Analytic conformal bootstrap and Virasoro primary fields in the Ashkin-Teller model

TL;DR

This paper analytically solves the critical Ashkin-Teller model by computing structure constants and crossing symmetry for both affine and Virasoro primary fields, clarifying conformal blocks at c=1.

Contribution

It provides the first explicit analytic computation of three-point constants and crossing symmetry for Virasoro primaries in the Ashkin-Teller model at c=1, including degenerate fields.

Findings

Computed three-point structure constants for the model.

Proved crossing symmetry for four-point functions involving Virasoro primaries.

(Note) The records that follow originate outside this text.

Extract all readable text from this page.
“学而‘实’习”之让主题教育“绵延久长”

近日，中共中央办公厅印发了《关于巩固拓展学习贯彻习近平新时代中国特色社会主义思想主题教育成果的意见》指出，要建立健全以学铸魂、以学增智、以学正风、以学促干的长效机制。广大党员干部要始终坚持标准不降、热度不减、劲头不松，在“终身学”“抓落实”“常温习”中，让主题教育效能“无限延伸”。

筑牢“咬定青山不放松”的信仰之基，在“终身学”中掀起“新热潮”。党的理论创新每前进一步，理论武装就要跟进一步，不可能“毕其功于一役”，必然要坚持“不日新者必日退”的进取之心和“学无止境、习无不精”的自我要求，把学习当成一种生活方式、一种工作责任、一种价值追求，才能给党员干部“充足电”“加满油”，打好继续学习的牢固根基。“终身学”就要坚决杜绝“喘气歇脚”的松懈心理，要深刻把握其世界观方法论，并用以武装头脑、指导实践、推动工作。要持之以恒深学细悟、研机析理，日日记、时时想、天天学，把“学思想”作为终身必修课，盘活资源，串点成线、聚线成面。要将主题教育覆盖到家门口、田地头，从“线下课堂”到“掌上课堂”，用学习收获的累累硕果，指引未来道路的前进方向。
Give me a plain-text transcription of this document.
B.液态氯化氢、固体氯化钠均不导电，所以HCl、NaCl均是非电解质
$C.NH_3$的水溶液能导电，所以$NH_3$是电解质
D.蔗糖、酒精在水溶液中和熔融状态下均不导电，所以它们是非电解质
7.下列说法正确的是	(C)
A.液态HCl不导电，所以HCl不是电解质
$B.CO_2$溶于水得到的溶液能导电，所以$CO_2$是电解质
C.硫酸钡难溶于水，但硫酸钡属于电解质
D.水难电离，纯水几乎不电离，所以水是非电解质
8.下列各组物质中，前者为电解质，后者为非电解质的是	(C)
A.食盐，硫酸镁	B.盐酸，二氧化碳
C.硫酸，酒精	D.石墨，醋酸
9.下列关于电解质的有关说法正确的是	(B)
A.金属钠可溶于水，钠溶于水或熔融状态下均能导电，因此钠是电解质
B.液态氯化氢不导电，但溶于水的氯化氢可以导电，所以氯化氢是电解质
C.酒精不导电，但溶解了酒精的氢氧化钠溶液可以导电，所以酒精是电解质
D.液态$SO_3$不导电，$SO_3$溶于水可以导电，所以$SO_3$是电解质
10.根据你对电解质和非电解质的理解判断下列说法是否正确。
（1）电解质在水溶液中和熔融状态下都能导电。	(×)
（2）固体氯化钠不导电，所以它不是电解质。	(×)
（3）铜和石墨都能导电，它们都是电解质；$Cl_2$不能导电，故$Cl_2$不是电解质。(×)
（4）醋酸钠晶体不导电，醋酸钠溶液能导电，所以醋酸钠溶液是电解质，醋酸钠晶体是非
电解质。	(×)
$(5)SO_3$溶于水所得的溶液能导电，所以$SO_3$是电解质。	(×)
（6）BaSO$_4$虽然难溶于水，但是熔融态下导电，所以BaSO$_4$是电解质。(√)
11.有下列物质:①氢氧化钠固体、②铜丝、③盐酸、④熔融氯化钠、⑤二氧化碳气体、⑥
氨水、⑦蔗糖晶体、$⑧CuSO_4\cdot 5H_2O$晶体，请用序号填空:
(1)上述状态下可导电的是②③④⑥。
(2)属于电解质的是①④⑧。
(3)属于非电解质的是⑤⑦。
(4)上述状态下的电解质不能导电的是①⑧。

Clarified the analytic structure of conformal blocks at c=1, especially for degenerate fields.

Abstract

We revisit the critical two-dimensional Ashkin-Teller model, i.e. the $\mathbb{Z}_2$ orbifold of the compactified free boson CFT at $c=1$. We solve the model on the plane by computing its three-point structure constants and proving crossing symmetry of four-point correlation functions. We do this not only for affine primary fields, but also for Virasoro primary fields, i.e. higher twist fields and degenerate fields. This leads us to clarify the analytic properties of Virasoro conformal blocks and fusion kernels at $c=1$. We show that blocks with a degenerate channel field should be computed by taking limits in the central charge, rather than in the conformal dimension. In particular, Al. Zamolodchikov's simple explicit expression for the blocks that appear in four-twist correlation functions is only valid in the non-degenerate case: degenerate blocks, starting with the identity block, are more complicated generalized theta functions.